DILLON, S.C. (Reuters) - Democratic presidential contenders Barack Obama and Hillary Clinton took their escalating war of words to the airwaves on Wednesday, launching radio ads in South Carolina directly attacking each other.

Three days ahead of South Carolina's Democratic presidential primary, Clinton aired a radio ad here ridiculing Obama's recent comments about Republican ideas.

Democratic presidential candidate US Senator Hillary Clinton (D-NY) speaks at "Solutions for America" Rally in Hackensack, New Jersey January 23, 2008. (REUTERS/Jeff Zelevansky)

"Aren't those the ideas that got us into the economic mess we're in today?" the ad's narrator asks.

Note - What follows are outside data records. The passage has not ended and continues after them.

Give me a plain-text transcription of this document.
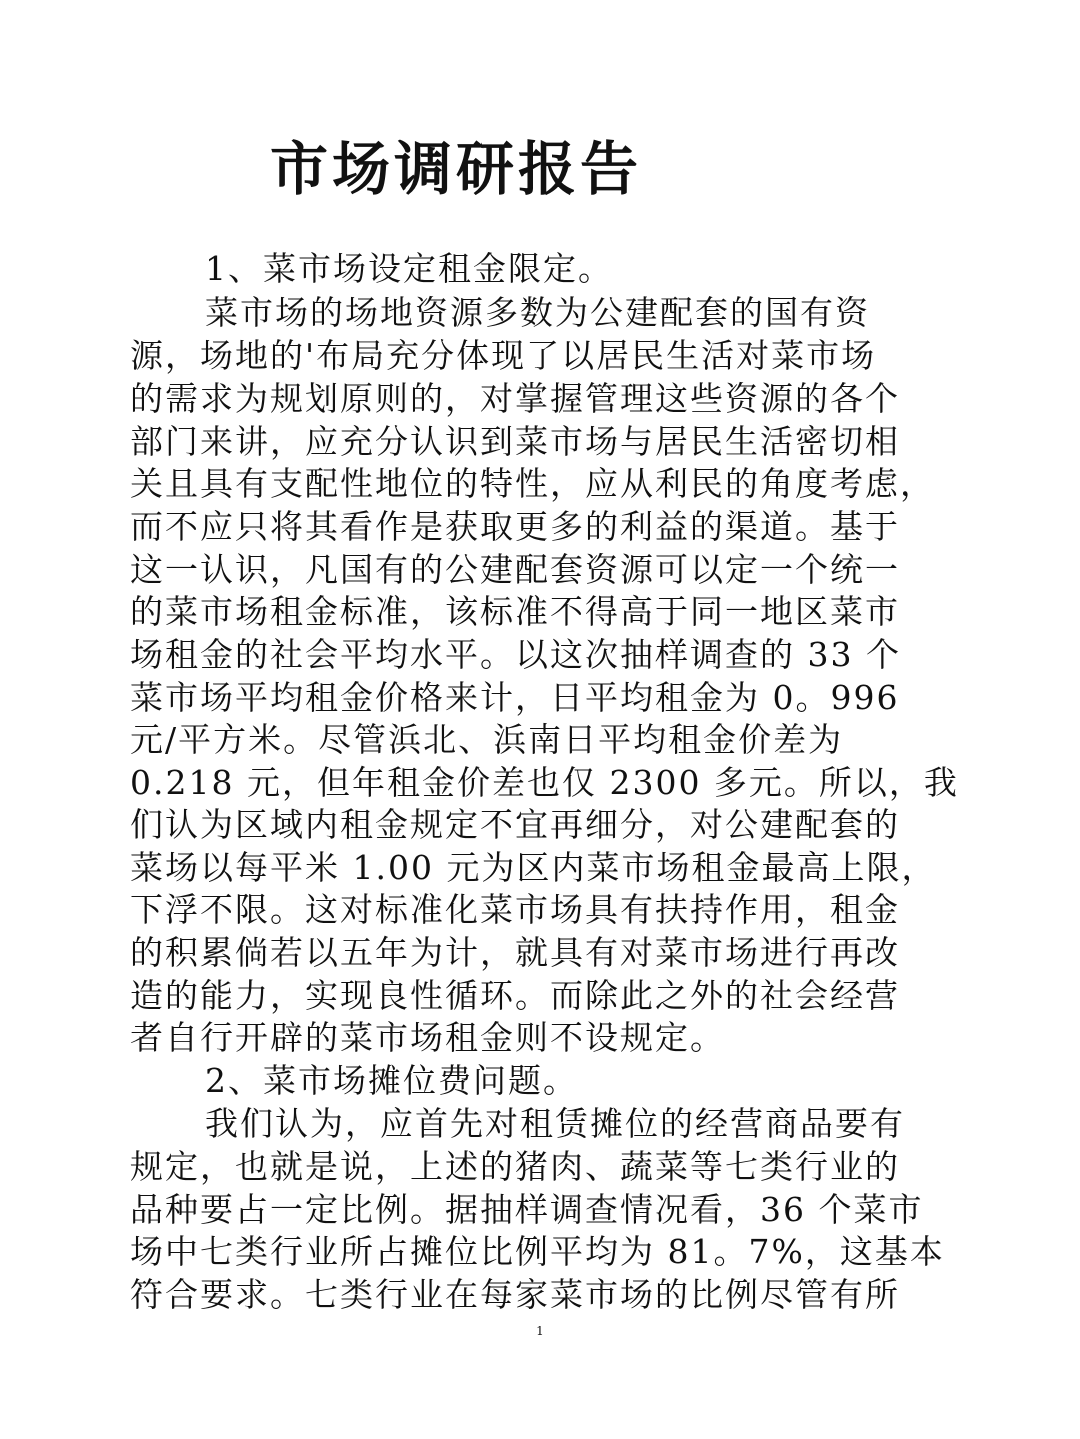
市场调研报告
1、菜市场设定租金限定。
菜市场的场地资源多数为公建配套的国有资
源，场地的'布局充分体现了以居民生活对菜市场
的需求为规划原则的，对掌握管理这些资源的各个
部门来讲，应充分认识到菜市场与居民生活密切相
关且具有支配性地位的特性，应从利民的角度考虑，
而不应只将其看作是获取更多的利益的渠道。基于
这一认识，凡国有的公建配套资源可以定一个统一
的菜市场租金标准，该标准不得高于同一地区菜市
场租金的社会平均水平。以这次抽样调查的 33 个
菜市场平均租金价格来计，日平均租金为 0。996
元/平方米。尽管浜北、浜南日平均租金价差为
0.218 元，但年租金价差也仅 2300 多元。所以，我
们认为区域内租金规定不宜再细分，对公建配套的
菜场以每平米 1.00 元为区内菜市场租金最高上限，
下浮不限。这对标准化菜市场具有扶持作用，租金
的积累倘若以五年为计，就具有对菜市场进行再改
造的能力，实现良性循环。而除此之外的社会经营
者自行开辟的菜市场租金则不设规定。
2、菜市场摊位费问题。
我们认为，应首先对租赁摊位的经营商品要有
规定，也就是说，上述的猪肉、蔬菜等七类行业的
品种要占一定比例。据抽样调查情况看，36 个菜市
场中七类行业所占摊位比例平均为 81。7%，这基本
符合要求。七类行业在每家菜市场的比例尽管有所
1
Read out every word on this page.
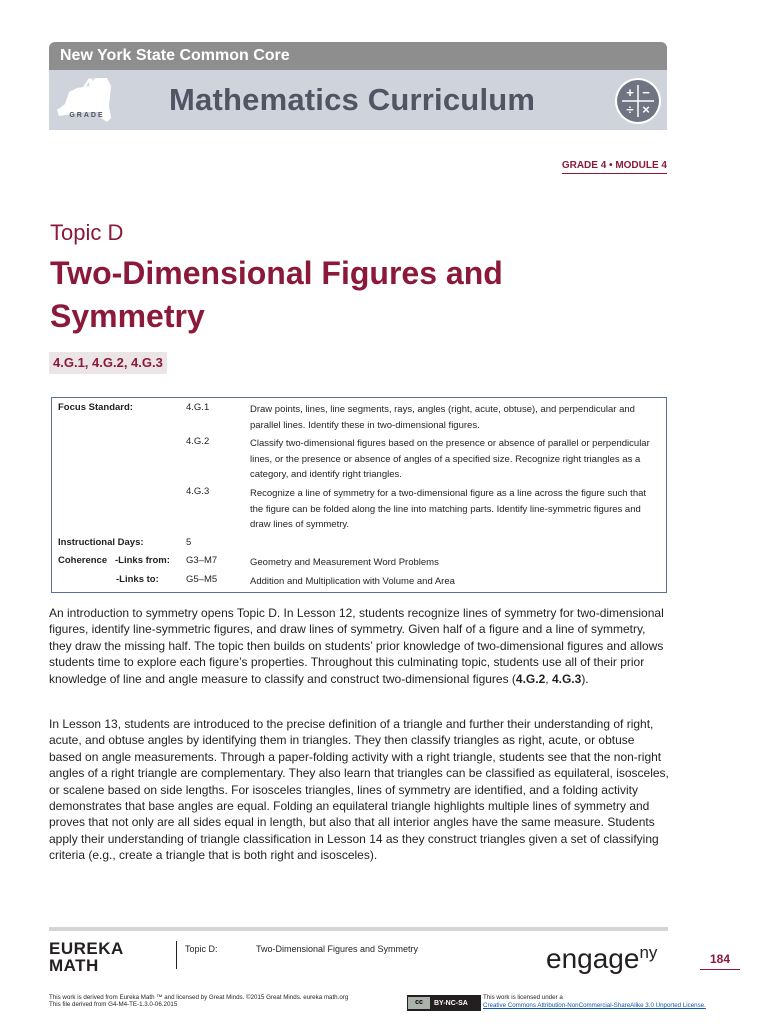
New York State Common Core
4
GRADE Mathematics Curriculum	+ −
÷ ×
GRADE 4 • MODULE 4
Topic D
Two-Dimensional Figures and Symmetry
4.G.1, 4.G.2, 4.G.3
Focus Standard:	4.G.1	Draw points, lines, line segments, rays, angles (right, acute, obtuse), and perpendicular and parallel lines. Identify these in two-dimensional figures.
4.G.2	Classify two-dimensional figures based on the presence or absence of parallel or perpendicular lines, or the presence or absence of angles of a specified size. Recognize right triangles as a category, and identify right triangles.
4.G.3	Recognize a line of symmetry for a two-dimensional figure as a line across the figure such that the figure can be folded along the line into matching parts. Identify line-symmetric figures and draw lines of symmetry.
Instructional Days:	5
Coherence   -Links from: G3–M7	Geometry and Measurement Word Problems
-Links to:	G5–M5	Addition and Multiplication with Volume and Area

An introduction to symmetry opens Topic D. In Lesson 12, students recognize lines of symmetry for two-dimensional figures, identify line-symmetric figures, and draw lines of symmetry. Given half of a figure and a line of symmetry, they draw the missing half. The topic then builds on students’ prior knowledge of two-dimensional figures and allows students time to explore each figure’s properties. Throughout this culminating topic, students use all of their prior knowledge of line and angle measure to classify and construct two-dimensional figures (4.G.2, 4.G.3).

In Lesson 13, students are introduced to the precise definition of a triangle and further their understanding of right, acute, and obtuse angles by identifying them in triangles. They then classify triangles as right, acute, or obtuse based on angle measurements. Through a paper-folding activity with a right triangle, students see that the non-right angles of a right triangle are complementary. They also learn that triangles can be classified as equilateral, isosceles, or scalene based on side lengths. For isosceles triangles, lines of symmetry are identified, and a folding activity demonstrates that base angles are equal. Folding an equilateral triangle highlights multiple lines of symmetry and proves that not only are all sides equal in length, but also that all interior angles have the same measure. Students apply their understanding of triangle classification in Lesson 14 as they construct triangles given a set of classifying criteria (e.g., create a triangle that is both right and isosceles).

EUREKA
MATH
Topic D:	Two-Dimensional Figures and Symmetry	engage$^{ny}$	184
This work is derived from Eureka Math ™ and licensed by Great Minds. ©2015 Great Minds. eureka math.org
This file derived from G4-M4-TE-1.3.0-06.2015	cc	BY-NC-SA
This work is licensed under a
Creative Commons Attribution-NonCommercial-ShareAlike 3.0 Unported License.
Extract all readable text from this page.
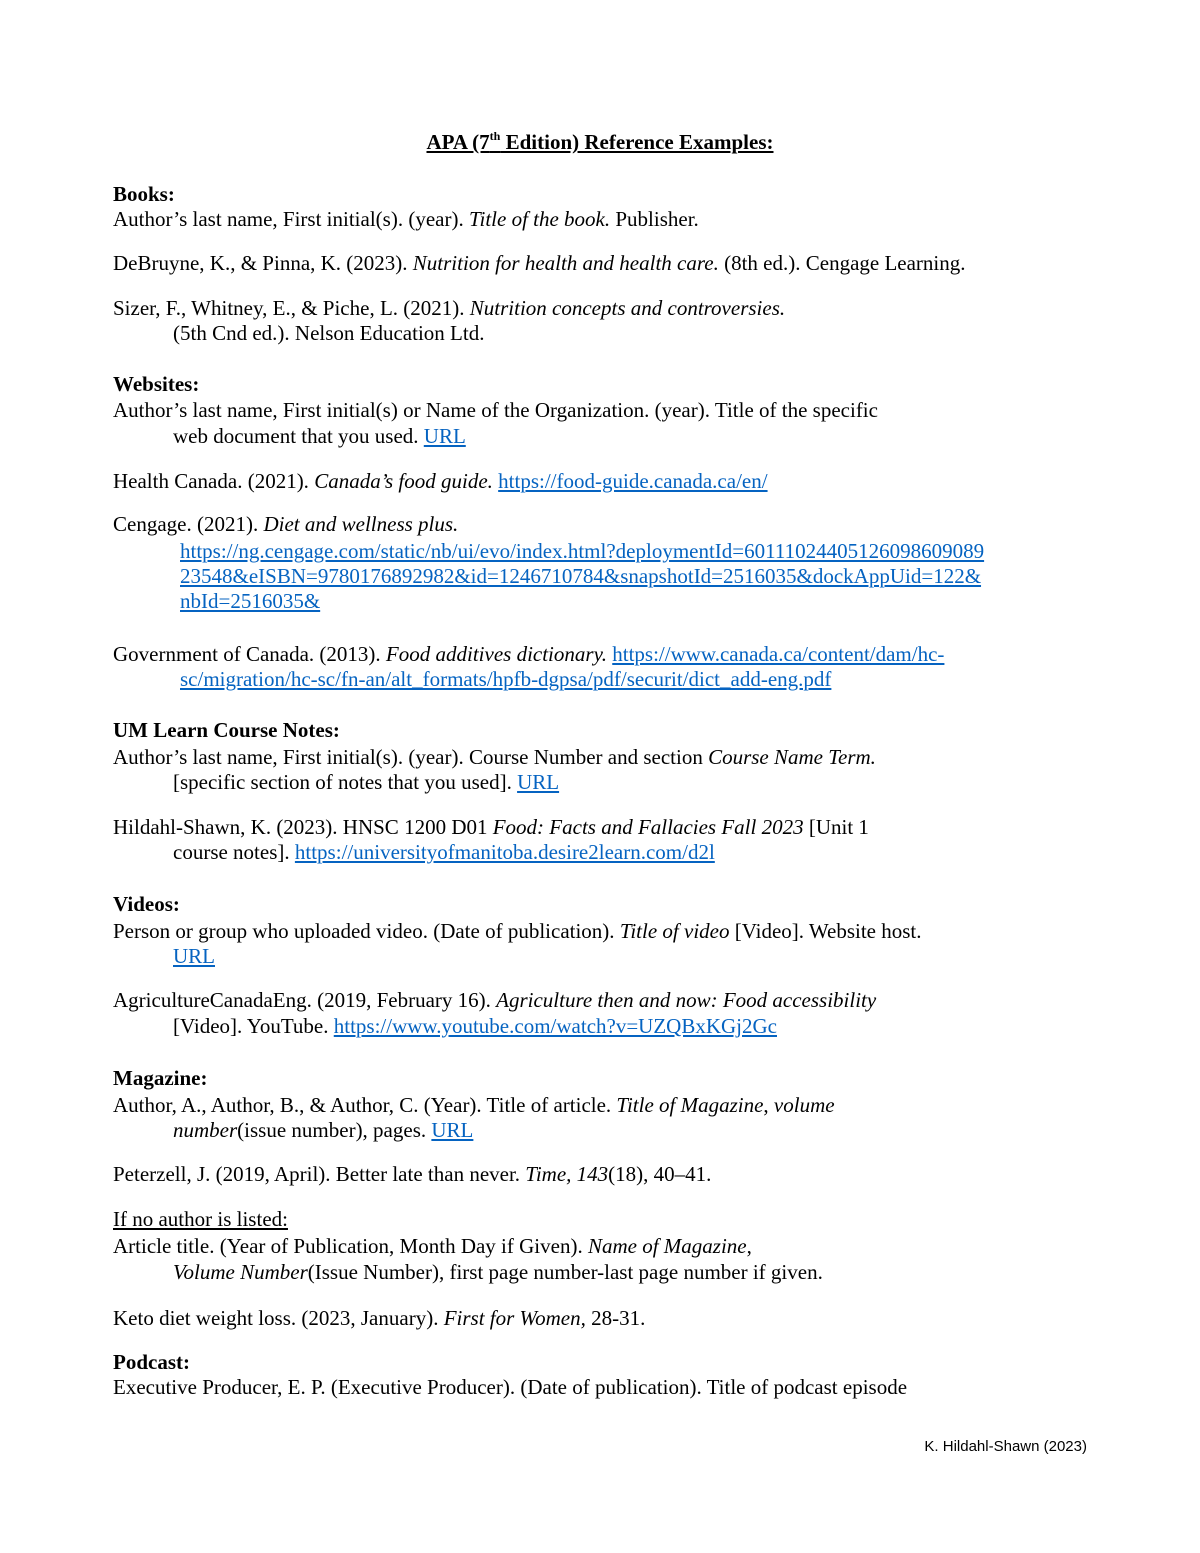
APA (7th Edition) Reference Examples:
Books:
Author’s last name, First initial(s). (year). Title of the book. Publisher.
DeBruyne, K., & Pinna, K. (2023). Nutrition for health and health care. (8th ed.). Cengage Learning.
Sizer, F., Whitney, E., & Piche, L. (2021). Nutrition concepts and controversies.
(5th Cnd ed.). Nelson Education Ltd.
Websites:
Author’s last name, First initial(s) or Name of the Organization. (year). Title of the specific
web document that you used. URL
Health Canada. (2021). Canada’s food guide. https://food-guide.canada.ca/en/
Cengage. (2021). Diet and wellness plus.
https://ng.cengage.com/static/nb/ui/evo/index.html?deploymentId=601110244051260986090​89
23548&eISBN=9780176892982&id=1246710784&snapshotId=2516035&dockAppUid=122&
nbId=2516035&
Government of Canada. (2013). Food additives dictionary. https://www.canada.ca/content/dam/hc-
sc/migration/hc-sc/fn-an/alt_formats/hpfb-dgpsa/pdf/securit/dict_add-eng.pdf
UM Learn Course Notes:
Author’s last name, First initial(s). (year). Course Number and section Course Name Term.
[specific section of notes that you used]. URL
Hildahl-Shawn, K. (2023). HNSC 1200 D01 Food: Facts and Fallacies Fall 2023 [Unit 1
course notes]. https://universityofmanitoba.desire2learn.com/d2l
Videos:
Person or group who uploaded video. (Date of publication). Title of video [Video]. Website host.
URL
AgricultureCanadaEng. (2019, February 16). Agriculture then and now: Food accessibility
[Video]. YouTube. https://www.youtube.com/watch?v=UZQBxKGj2Gc
Magazine:
Author, A., Author, B., & Author, C. (Year). Title of article. Title of Magazine, volume
number(issue number), pages. URL
Peterzell, J. (2019, April). Better late than never. Time, 143(18), 40–41.
If no author is listed:
Article title. (Year of Publication, Month Day if Given). Name of Magazine,
Volume Number(Issue Number), first page number-last page number if given.
Keto diet weight loss. (2023, January). First for Women, 28-31.
Podcast:
Executive Producer, E. P. (Executive Producer). (Date of publication). Title of podcast episode
K. Hildahl-Shawn (2023)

Obama, an Illinois senator who would be the first black U.S. president, responded later in the day with his own radio ad bluntly confronting Clinton.

"Hillary Clinton will say anything to get elected," the narrator of Obama's ad says. "She'll say anything and change nothing."

The radio battle is the latest chapter in a running duel between the two top contenders for the Democratic nomination for November's election to succeed President George W. Bush.

The duel was on full display during a Monday night debate in South Carolina, when the two traded harsh and sometimes personal accusations about their records and recent campaign statements.

South Carolina, where more than half of the likely Democratic primary voters on Saturday are expected to be black, holds the next contest in the nomination fight.

RADIO ROW

Obama is counting on a good result in the state after losing to Clinton in New Hampshire and Nevada, and a Reuters/C-SPAN/Zogby poll showed him holding a double-digit lead over her here.

Clinton, a New York senator who would be the first woman U.S. president, and her husband, former President Bill Clinton, have attacked Obama repeatedly for comments to a Nevada newspaper last week saying Republicans generated more new ideas in recent years.

"The Republicans were the party of ideas for a pretty long chunk of time there over the last 10, 15 years," Obama said, in words replayed in Clinton's ad.

Obama has said he did not mean he liked the ideas, but the Clintons have implied he endorsed them.

"Hillary Clinton thinks this election is about replacing disastrous Republican ideas with new ones, like jumpstarting the economy," the narrator says in Clinton's ad.

Obama's response, released later in the day, says Clinton's accusations are "what's wrong with politics today."

"Now she's making false attacks on Barack Obama," the ad's narrator says.

"It was Hillary Clinton, in an interview with Tom Brokaw, who quote 'paid tribute' to Ronald Reagan's economic and foreign policy," the narrator says.

"She championed NAFTA (the North American Free Trade Agreement), even though it has cost South Carolina thousands of jobs. And worst of all, it was Hillary Clinton who voted for George Bush's war in Iraq."